California’s fiscal accountability dashboard for cities, which was implemented in 2019 and identified local governments with financial problems, was taken down last month. Why?
First, some background.
In 2006, I was elected to serve on the Orange County Board of Supervisors and had the privilege of serving as the chairman during two very tumultuous years, 2008 and 2012.
The legendary liquidity crisis that became a huge component of the Great Recession spurred the need for the County of Orange to lay off some 1,000 employees during my first time at the helm.
Since negotiations with major collective bargaining units would also occur in 2012, I needed to communicate that this once perceived “wealthy” county was no longer in the best fiscal condition. Consequently, I reviewed the annual audited financial statements for the fiscal year ending on June 30, 2010, from the other 57 counties in California. All of them were available, except for delinquent Modoc County, indicating that there are laggards in the critical duty of timely reporting.
I decided to divide the unrestricted net position for governmental activities from the statement of net position (balance sheet) and divide it by that county’s population. This provided a simple metric for comparing different counties. And it gave a range, finding the County of Orange in 46th place. Thus, proving its weak financial position.
It was a gauge that notified everyone in the county’s management and trenches to watch the finances and work on fiscal solutions that would improve its standing among its fellow counties.
As most of us know, it’s not about what revenues you take in, it’s what you spend. It also includes what promises are made that will come due in the future, like granting generous defined benefit pension and retiree medical plans not found in the private sector.
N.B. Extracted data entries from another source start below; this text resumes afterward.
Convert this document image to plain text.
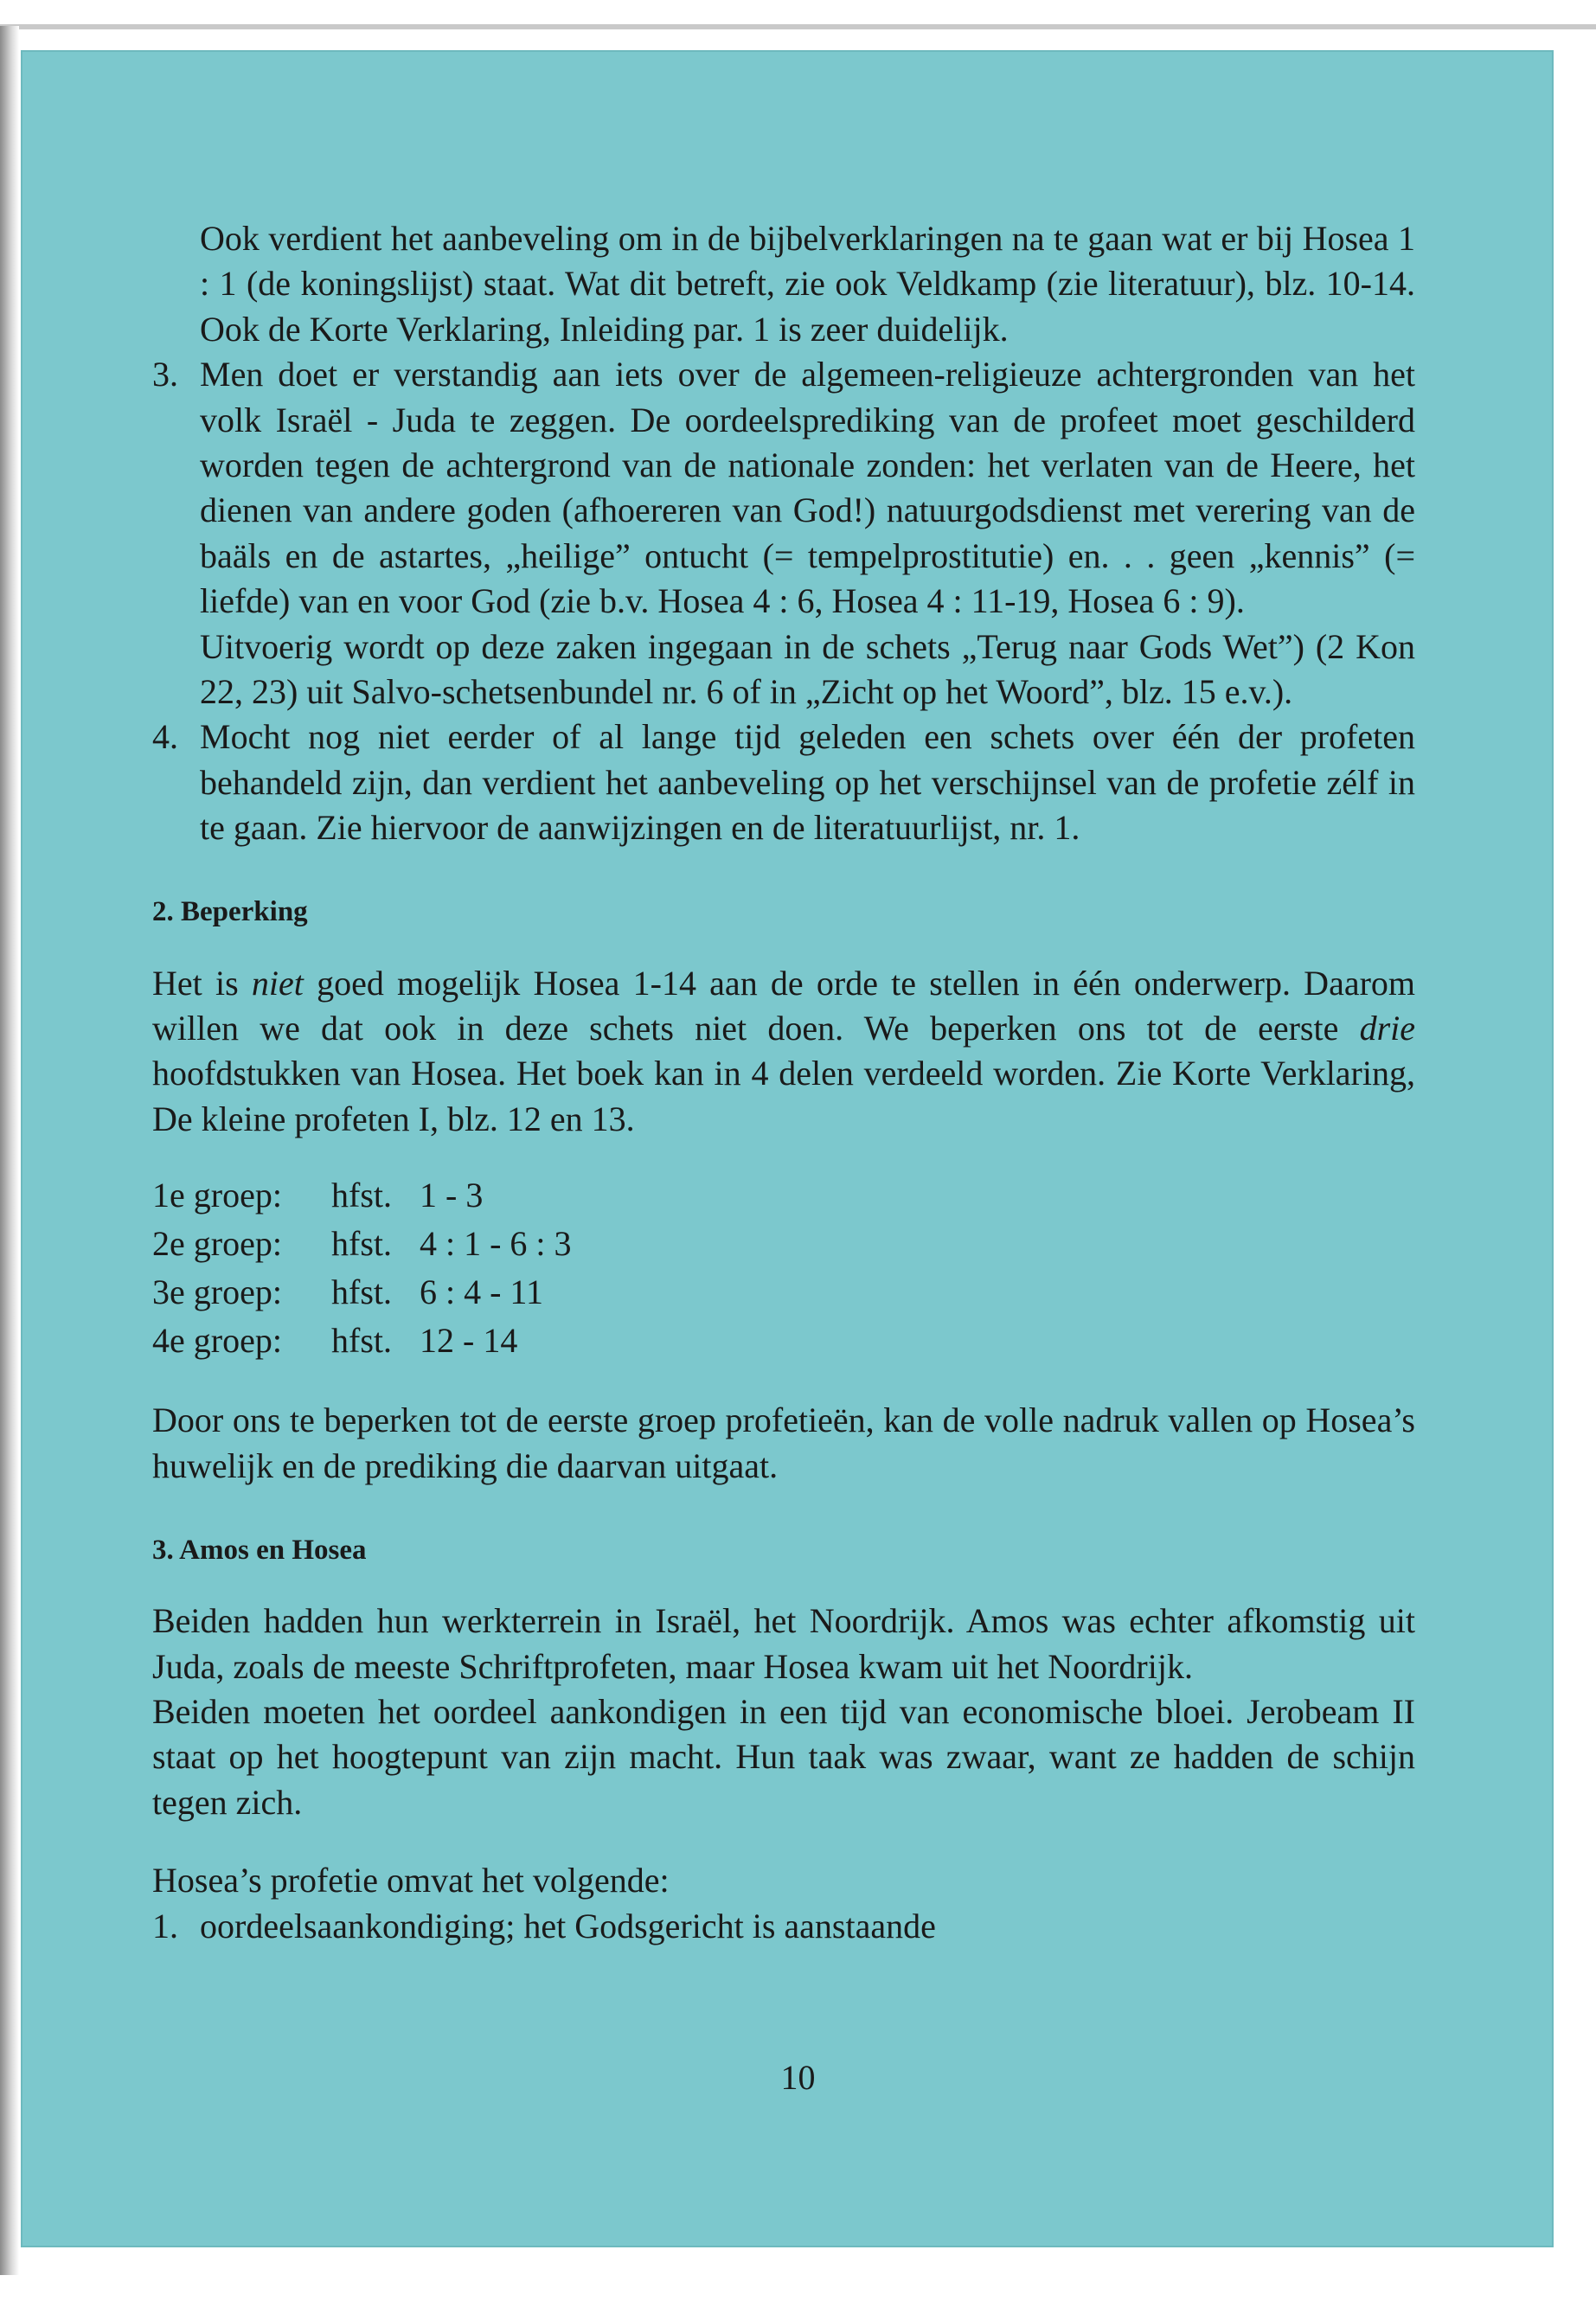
Ook verdient het aanbeveling om in de bijbelverklaringen na te gaan wat er bij Hosea 1 : 1 (de koningslijst) staat. Wat dit betreft, zie ook Veldkamp (zie literatuur), blz. 10-14. Ook de Korte Verklaring, Inleiding par. 1 is zeer duidelijk.

3. Men doet er verstandig aan iets over de algemeen-religieuze achtergronden van het volk Israël - Juda te zeggen. De oordeelsprediking van de profeet moet geschilderd worden tegen de achtergrond van de nationale zonden: het verlaten van de Heere, het dienen van andere goden (afhoereren van God!) natuurgodsdienst met verering van de baäls en de astartes, „heilige” ontucht (= tempelprostitutie) en. . . geen „kennis” (= liefde) van en voor God (zie b.v. Hosea 4 : 6, Hosea 4 : 11-19, Hosea 6 : 9).

Uitvoerig wordt op deze zaken ingegaan in de schets „Terug naar Gods Wet”) (2 Kon 22, 23) uit Salvo-schetsenbundel nr. 6 of in „Zicht op het Woord”, blz. 15 e.v.).

4. Mocht nog niet eerder of al lange tijd geleden een schets over één der profeten behandeld zijn, dan verdient het aanbeveling op het verschijnsel van de profetie zélf in te gaan. Zie hiervoor de aanwijzingen en de literatuurlijst, nr. 1.
2. Beperking

Het is niet goed mogelijk Hosea 1-14 aan de orde te stellen in één onderwerp. Daarom willen we dat ook in deze schets niet doen. We beperken ons tot de eerste drie hoofdstukken van Hosea. Het boek kan in 4 delen verdeeld worden. Zie Korte Verklaring, De kleine profeten I, blz. 12 en 13.

1e groep:	hfst. 1 - 3
2e groep:	hfst. 4 : 1 - 6 : 3
3e groep:	hfst. 6 : 4 - 11
4e groep:	hfst. 12 - 14

Door ons te beperken tot de eerste groep profetieën, kan de volle nadruk vallen op Hosea’s huwelijk en de prediking die daarvan uitgaat.

3. Amos en Hosea

Beiden hadden hun werkterrein in Israël, het Noordrijk. Amos was echter afkomstig uit Juda, zoals de meeste Schriftprofeten, maar Hosea kwam uit het Noordrijk.

Beiden moeten het oordeel aankondigen in een tijd van economische bloei. Jerobeam II staat op het hoogtepunt van zijn macht. Hun taak was zwaar, want ze hadden de schijn tegen zich.

Hosea’s profetie omvat het volgende:

1. oordeelsaankondiging; het Godsgericht is aanstaande
10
These commitments were accomplished in the shadows due to the failure of the Government Accounting Standards Board (GASB) to require the reporting of liabilities created by defined benefit pension plans until 2015 and other post-employment benefit (OPEB) arrangements in 2018. Most local elected officials probably didn’t even know the true condition of their agencies until these unfunded actuarial accrued liabilities had to be added to their balance sheets.
As a state senator, I wanted to communicate the status of California amongst its peers, as well as that of the state’s counties, cities, and school districts for the year 2017 using the same simple metric. It would then show the dramatic impact the implementation of the GASB OPEB pronouncement would have in 2018 and moving forward. My doing so may have prompted the California State Auditor to pursue a similar strategy.
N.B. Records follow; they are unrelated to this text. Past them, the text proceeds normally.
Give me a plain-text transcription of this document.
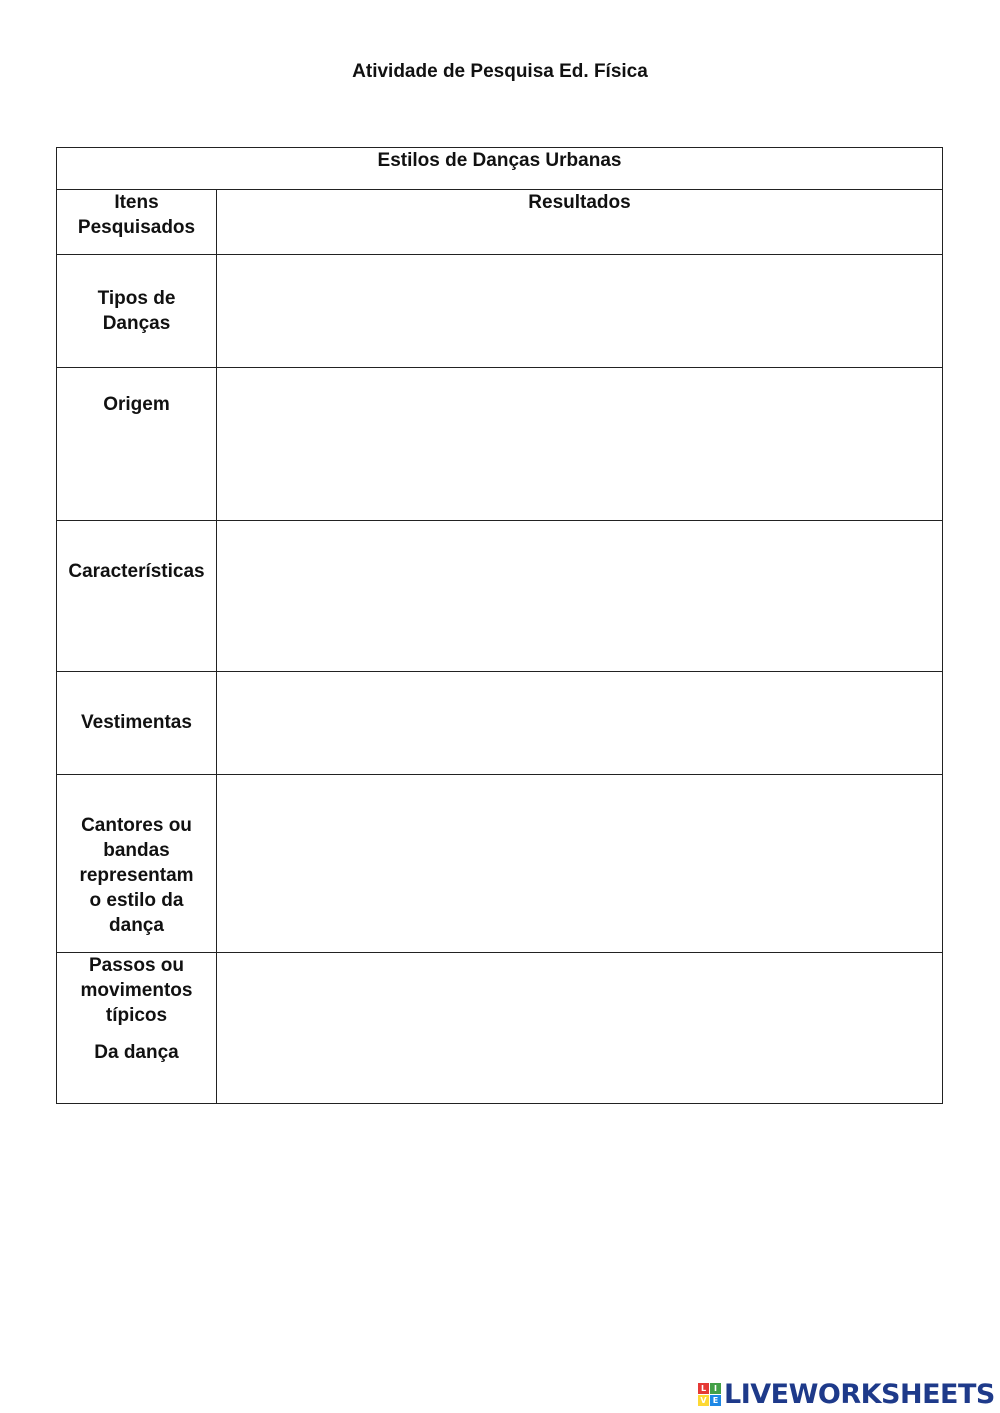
Atividade de Pesquisa Ed. Física
Estilos de Danças Urbanas	

Itens
Pesquisados	Resultados

Tipos de
Danças	

Origem	

Características	

Vestimentas	

Cantores ou
bandas
representam
o estilo da
dança	

Passos ou
movimentos
típicos
Da dança	

L I
V E LIVEWORKSHEETS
This “dashboard” focused on cities and only those that were releasing their annual comprehensive financial reports (ACFRs) in a timely manner, resulting in about 50 cities being excluded.
You can imagine how controversial it must have been for the State Auditor to be transparent, as the bottom ranked cities must certainly have complained. So, it may not come as a surprise that the State Auditor took the dashboard down in October. The supposed reason? To devote more staff time toward completing the state’s ACFR, which is prepared by various state auditing departments for 36 of the nation’s states.
California needs a fiscal accountability dashboard. Unfortunately, it is the poster child for poor fiscal stewardship. It makes one wonder why the Golden State’s Governor goes around the country and world bragging about California. He may find that a timely financial statement may do the bragging for him. Or not.